Die Mediengesellschaft und ihre Bilder - eine ethische Betrachtungsweise visueller Kommunikation - Teil 1

Eigentlich könnte es so einfach sein: Der römische Kaiser Marcus Aurelius sagte einst: „Wenn es Unrecht ist, tue es nicht; wenn es Unwahrheit ist, sage es nicht“. Es liegt in unserer heutigen, vorwiegend visuell geprägten Zeit nicht fern, diesen Satz umzuschreiben: „Wenn es Unrecht ist, tue es nicht, wenn es Unwahrheit ist, zeige es nicht“.

Autor: Ingo Fritsch

Nichtsdestotrotz kann sich vermutlich jeder in folgende Lage versetzen: Um sich bei einem Freund oder seinem erweiterten Bekanntenkreis Respekt und Lob zu verdienen, damit also eine eigenständige, außergewöhnliche Identität aufzubauen, überschreitet man schon mal Grenzen. Grenzen in der Inszenierung, die für einen früher unpassierbar gewesen sind. Am Ende besänftigen wir uns nicht mal mehr mit Ausreden. Es zählt nur noch der Erfolg, die Inszenierung. Dabei entschwindet der Inszenierung schnell jegliche Moral und dabei auch die letztgültige Vorstellung irgendwie gerecht sein zu müssen. Wer sich damit von den Folgen seines eigenen Handelns befreit und diese auf das Kollektiv abwälzt, der neigt eher zu unmoralischem Verhalten. Spannend ist, dass dieses Phänomen auch auftritt, wenn der Mensch glaubt, die Gemeinschaft leide gar nicht an dieser Sittenwidrigkeit.

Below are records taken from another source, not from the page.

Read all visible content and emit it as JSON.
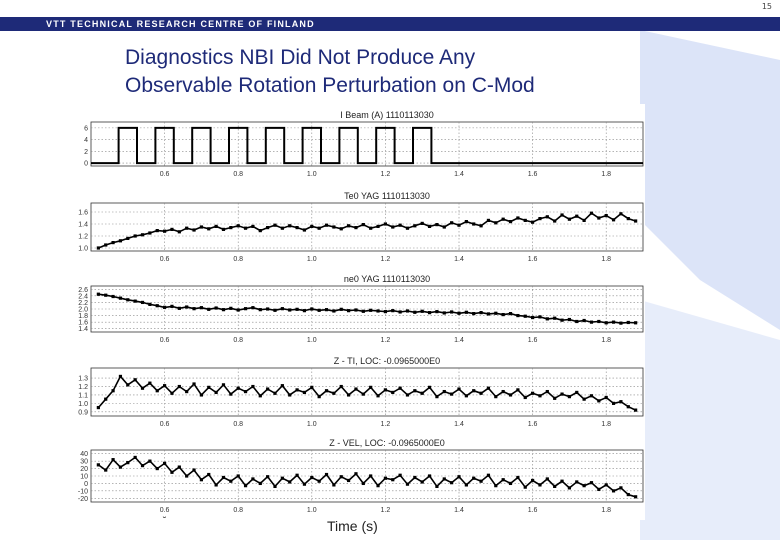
{
  "page_number": "15",
  "header": {
    "org": "VTT TECHNICAL RESEARCH CENTRE OF FINLAND"
  },
  "title": {
    "line1": "Diagnostics NBI Did Not Produce Any",
    "line2": "Observable Rotation Perturbation on C-Mod"
  },
  "x_axis_title": "Time (s)",
  "colors": {
    "header_bar": "#1e2a78",
    "title": "#1e2a78",
    "background_shape": "#3b6bd6",
    "trace": "#000000"
  },
  "chart_data": [
    {
      "type": "line",
      "title": "I Beam (A) 1110113030",
      "x_ticks": [
        0.6,
        0.8,
        1.0,
        1.2,
        1.4,
        1.6,
        1.8
      ],
      "x_tick_labels": [
        "0.6",
        "0.8",
        "1.0",
        "1.2",
        "1.4",
        "1.6",
        "1.8"
      ],
      "y_ticks": [
        0,
        2,
        4,
        6
      ],
      "y_tick_labels": [
        "0",
        "2",
        "4",
        "6"
      ],
      "xlim": [
        0.4,
        1.9
      ],
      "ylim": [
        -0.5,
        7
      ],
      "grid": true,
      "waveform": {
        "kind": "pulses",
        "low": 0,
        "high": 6,
        "period": 0.1,
        "on_duration": 0.05,
        "first_on": 0.475,
        "count": 9
      }
    },
    {
      "type": "line",
      "title": "Te0 YAG 1110113030",
      "x_ticks": [
        0.6,
        0.8,
        1.0,
        1.2,
        1.4,
        1.6,
        1.8
      ],
      "x_tick_labels": [
        "0.6",
        "0.8",
        "1.0",
        "1.2",
        "1.4",
        "1.6",
        "1.8"
      ],
      "y_ticks": [
        1.0,
        1.2,
        1.4,
        1.6
      ],
      "y_tick_labels": [
        "1.0",
        "1.2",
        "1.4",
        "1.6"
      ],
      "xlim": [
        0.4,
        1.9
      ],
      "ylim": [
        0.95,
        1.75
      ],
      "grid": true,
      "x": [
        0.42,
        0.44,
        0.46,
        0.48,
        0.5,
        0.52,
        0.54,
        0.56,
        0.58,
        0.6,
        0.62,
        0.64,
        0.66,
        0.68,
        0.7,
        0.72,
        0.74,
        0.76,
        0.78,
        0.8,
        0.82,
        0.84,
        0.86,
        0.88,
        0.9,
        0.92,
        0.94,
        0.96,
        0.98,
        1.0,
        1.02,
        1.04,
        1.06,
        1.08,
        1.1,
        1.12,
        1.14,
        1.16,
        1.18,
        1.2,
        1.22,
        1.24,
        1.26,
        1.28,
        1.3,
        1.32,
        1.34,
        1.36,
        1.38,
        1.4,
        1.42,
        1.44,
        1.46,
        1.48,
        1.5,
        1.52,
        1.54,
        1.56,
        1.58,
        1.6,
        1.62,
        1.64,
        1.66,
        1.68,
        1.7,
        1.72,
        1.74,
        1.76,
        1.78,
        1.8,
        1.82,
        1.84,
        1.86,
        1.88
      ],
      "y": [
        1.0,
        1.05,
        1.09,
        1.12,
        1.16,
        1.2,
        1.22,
        1.25,
        1.29,
        1.28,
        1.31,
        1.27,
        1.33,
        1.3,
        1.35,
        1.32,
        1.36,
        1.31,
        1.34,
        1.37,
        1.33,
        1.36,
        1.29,
        1.34,
        1.38,
        1.33,
        1.37,
        1.34,
        1.3,
        1.36,
        1.33,
        1.38,
        1.35,
        1.32,
        1.37,
        1.34,
        1.39,
        1.33,
        1.36,
        1.4,
        1.35,
        1.38,
        1.33,
        1.37,
        1.41,
        1.36,
        1.39,
        1.35,
        1.42,
        1.38,
        1.44,
        1.4,
        1.37,
        1.46,
        1.42,
        1.48,
        1.44,
        1.5,
        1.46,
        1.43,
        1.49,
        1.52,
        1.45,
        1.55,
        1.48,
        1.53,
        1.46,
        1.58,
        1.5,
        1.54,
        1.47,
        1.57,
        1.49,
        1.45
      ]
    },
    {
      "type": "line",
      "title": "ne0 YAG 1110113030",
      "x_ticks": [
        0.6,
        0.8,
        1.0,
        1.2,
        1.4,
        1.6,
        1.8
      ],
      "x_tick_labels": [
        "0.6",
        "0.8",
        "1.0",
        "1.2",
        "1.4",
        "1.6",
        "1.8"
      ],
      "y_ticks": [
        1.4,
        1.6,
        1.8,
        2.0,
        2.2,
        2.4,
        2.6
      ],
      "y_tick_labels": [
        "1.4",
        "1.6",
        "1.8",
        "2.0",
        "2.2",
        "2.4",
        "2.6"
      ],
      "xlim": [
        0.4,
        1.9
      ],
      "ylim": [
        1.3,
        2.7
      ],
      "grid": true,
      "x": [
        0.42,
        0.44,
        0.46,
        0.48,
        0.5,
        0.52,
        0.54,
        0.56,
        0.58,
        0.6,
        0.62,
        0.64,
        0.66,
        0.68,
        0.7,
        0.72,
        0.74,
        0.76,
        0.78,
        0.8,
        0.82,
        0.84,
        0.86,
        0.88,
        0.9,
        0.92,
        0.94,
        0.96,
        0.98,
        1.0,
        1.02,
        1.04,
        1.06,
        1.08,
        1.1,
        1.12,
        1.14,
        1.16,
        1.18,
        1.2,
        1.22,
        1.24,
        1.26,
        1.28,
        1.3,
        1.32,
        1.34,
        1.36,
        1.38,
        1.4,
        1.42,
        1.44,
        1.46,
        1.48,
        1.5,
        1.52,
        1.54,
        1.56,
        1.58,
        1.6,
        1.62,
        1.64,
        1.66,
        1.68,
        1.7,
        1.72,
        1.74,
        1.76,
        1.78,
        1.8,
        1.82,
        1.84,
        1.86,
        1.88
      ],
      "y": [
        2.45,
        2.42,
        2.38,
        2.33,
        2.28,
        2.24,
        2.2,
        2.14,
        2.1,
        2.05,
        2.08,
        2.02,
        2.06,
        2.01,
        2.04,
        1.99,
        2.03,
        1.98,
        2.02,
        1.97,
        2.01,
        2.04,
        1.98,
        2.0,
        1.96,
        2.01,
        1.97,
        1.99,
        1.95,
        2.0,
        1.96,
        1.98,
        1.94,
        1.99,
        1.95,
        1.97,
        1.93,
        1.96,
        1.94,
        1.92,
        1.95,
        1.91,
        1.94,
        1.9,
        1.93,
        1.89,
        1.92,
        1.88,
        1.91,
        1.87,
        1.9,
        1.86,
        1.89,
        1.85,
        1.87,
        1.83,
        1.86,
        1.8,
        1.78,
        1.74,
        1.76,
        1.7,
        1.72,
        1.66,
        1.68,
        1.62,
        1.65,
        1.6,
        1.62,
        1.58,
        1.6,
        1.57,
        1.59,
        1.58
      ]
    },
    {
      "type": "line",
      "title": "Z - TI, LOC:  -0.0965000E0",
      "x_ticks": [
        0.6,
        0.8,
        1.0,
        1.2,
        1.4,
        1.6,
        1.8
      ],
      "x_tick_labels": [
        "0.6",
        "0.8",
        "1.0",
        "1.2",
        "1.4",
        "1.6",
        "1.8"
      ],
      "y_ticks": [
        0.9,
        1.0,
        1.1,
        1.2,
        1.3
      ],
      "y_tick_labels": [
        "0.9",
        "1.0",
        "1.1",
        "1.2",
        "1.3"
      ],
      "xlim": [
        0.4,
        1.9
      ],
      "ylim": [
        0.85,
        1.42
      ],
      "grid": true,
      "x": [
        0.42,
        0.44,
        0.46,
        0.48,
        0.5,
        0.52,
        0.54,
        0.56,
        0.58,
        0.6,
        0.62,
        0.64,
        0.66,
        0.68,
        0.7,
        0.72,
        0.74,
        0.76,
        0.78,
        0.8,
        0.82,
        0.84,
        0.86,
        0.88,
        0.9,
        0.92,
        0.94,
        0.96,
        0.98,
        1.0,
        1.02,
        1.04,
        1.06,
        1.08,
        1.1,
        1.12,
        1.14,
        1.16,
        1.18,
        1.2,
        1.22,
        1.24,
        1.26,
        1.28,
        1.3,
        1.32,
        1.34,
        1.36,
        1.38,
        1.4,
        1.42,
        1.44,
        1.46,
        1.48,
        1.5,
        1.52,
        1.54,
        1.56,
        1.58,
        1.6,
        1.62,
        1.64,
        1.66,
        1.68,
        1.7,
        1.72,
        1.74,
        1.76,
        1.78,
        1.8,
        1.82,
        1.84,
        1.86,
        1.88
      ],
      "y": [
        0.95,
        1.05,
        1.15,
        1.32,
        1.22,
        1.28,
        1.18,
        1.24,
        1.15,
        1.21,
        1.12,
        1.2,
        1.14,
        1.23,
        1.1,
        1.19,
        1.13,
        1.22,
        1.11,
        1.18,
        1.14,
        1.2,
        1.09,
        1.17,
        1.12,
        1.21,
        1.1,
        1.16,
        1.13,
        1.19,
        1.08,
        1.15,
        1.12,
        1.2,
        1.1,
        1.17,
        1.11,
        1.19,
        1.09,
        1.16,
        1.13,
        1.18,
        1.1,
        1.15,
        1.12,
        1.19,
        1.08,
        1.14,
        1.11,
        1.17,
        1.09,
        1.15,
        1.12,
        1.18,
        1.08,
        1.14,
        1.1,
        1.16,
        1.07,
        1.12,
        1.09,
        1.14,
        1.06,
        1.11,
        1.08,
        1.13,
        1.05,
        1.09,
        1.03,
        1.07,
        1.0,
        1.02,
        0.96,
        0.92
      ]
    },
    {
      "type": "line",
      "title": "Z - VEL, LOC: -0.0965000E0",
      "x_ticks": [
        0.6,
        0.8,
        1.0,
        1.2,
        1.4,
        1.6,
        1.8
      ],
      "x_tick_labels": [
        "0.6",
        "0.8",
        "1.0",
        "1.2",
        "1.4",
        "1.6",
        "1.8"
      ],
      "y_ticks": [
        -20,
        -10,
        0,
        10,
        20,
        30,
        40
      ],
      "y_tick_labels": [
        "-20",
        "-10",
        "0",
        "10",
        "20",
        "30",
        "40"
      ],
      "xlim": [
        0.4,
        1.9
      ],
      "ylim": [
        -25,
        45
      ],
      "grid": true,
      "x": [
        0.42,
        0.44,
        0.46,
        0.48,
        0.5,
        0.52,
        0.54,
        0.56,
        0.58,
        0.6,
        0.62,
        0.64,
        0.66,
        0.68,
        0.7,
        0.72,
        0.74,
        0.76,
        0.78,
        0.8,
        0.82,
        0.84,
        0.86,
        0.88,
        0.9,
        0.92,
        0.94,
        0.96,
        0.98,
        1.0,
        1.02,
        1.04,
        1.06,
        1.08,
        1.1,
        1.12,
        1.14,
        1.16,
        1.18,
        1.2,
        1.22,
        1.24,
        1.26,
        1.28,
        1.3,
        1.32,
        1.34,
        1.36,
        1.38,
        1.4,
        1.42,
        1.44,
        1.46,
        1.48,
        1.5,
        1.52,
        1.54,
        1.56,
        1.58,
        1.6,
        1.62,
        1.64,
        1.66,
        1.68,
        1.7,
        1.72,
        1.74,
        1.76,
        1.78,
        1.8,
        1.82,
        1.84,
        1.86,
        1.88
      ],
      "y": [
        25,
        18,
        32,
        22,
        28,
        35,
        24,
        30,
        20,
        27,
        15,
        22,
        10,
        18,
        5,
        12,
        -2,
        8,
        3,
        10,
        -3,
        6,
        0,
        9,
        -4,
        7,
        2,
        11,
        -1,
        8,
        3,
        12,
        -2,
        9,
        4,
        13,
        0,
        10,
        -3,
        7,
        5,
        11,
        -1,
        8,
        2,
        10,
        -4,
        6,
        1,
        9,
        -2,
        7,
        3,
        11,
        -3,
        5,
        0,
        8,
        -5,
        4,
        -2,
        6,
        -4,
        3,
        -6,
        2,
        -3,
        1,
        -8,
        -2,
        -10,
        -6,
        -15,
        -18
      ]
    }
  ]
}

Wer sich in diesem Dilemma befindet, der sitzt bereits in der moralischen Zwickmühle. Im Grunde ist es einem klar, dass sein eigenes Verhalten nicht korrekt ist. Doch statt sich der Lösungsfindung zu widmen, flüchten wir uns in Ausreden und recht fadenscheinige Begründungen. Sozialneid und Statusdenken führt uns Menschen in diese Verfehlungen. Irgendwann bedienen wir uns einer sogenannten Patchwork-Ethik. Einem Rollenwechsel, bei dem wir zwischen unterschiedlichen Wertesystemen hin- und herspringen. Plakativ gesprochen: tagsüber Betrüger, Intrigant und Mobber, abends treuer Familienvater, aufmerksamer Ehemann und hilfsbereiter Freund. In Wahrheit sind wir nur zu schwach für unsere Werte auch die entsprechenden Konsequenzen zu tragen. Dabei ist es inkonsequent über das System zu jammern und gleichzeitig ein Teil davon zu bleiben. Es liegt also immer in der Entscheidungsmacht des Einzelnen, wo er seine moralischen Grenzen zieht. Es kann demnach bereichernd und lehrreich sein, sich mit ethischen Fragen in der Verwendung von Bildern in unserer heutigen Mediengesellschaft zu beschäftigen und dabei eine eigene Perspektive zu entwickeln. Um dies aber schlüssig argumentieren zu können, ist weiter auszuholen und am Ende werden wir sehen, dass es hierauf keine eindeutige Antwort geben kann.

Beginnen wir mit den Argumenten von W.J.T. Michell, der das Sehen als kulturelles Konstrukt auffasst, welches erlernt und gesellschaftlich gewachsen ist. So steht es immer auch gleichzeitig in Beziehung mit der menschlichen Gesellschaft samt ihren ethischen, politischen, ästhetischen und epistemologischen Konzepten von Sehen und gesehen werden. Weitergedacht sind visuelle Bilder damit Vermittler in sozialen Interaktionen. Quasi Vorlagen, die unsere Begegnungen mit anderen Menschen strukturieren. Dabei besitzt das Bild an sich immer eine Zweideutigkeit: Es sei Instrument der Manipulation als auch eigenständige Quelle mit einer eigenen Bedeutung von Sinn und Zweck.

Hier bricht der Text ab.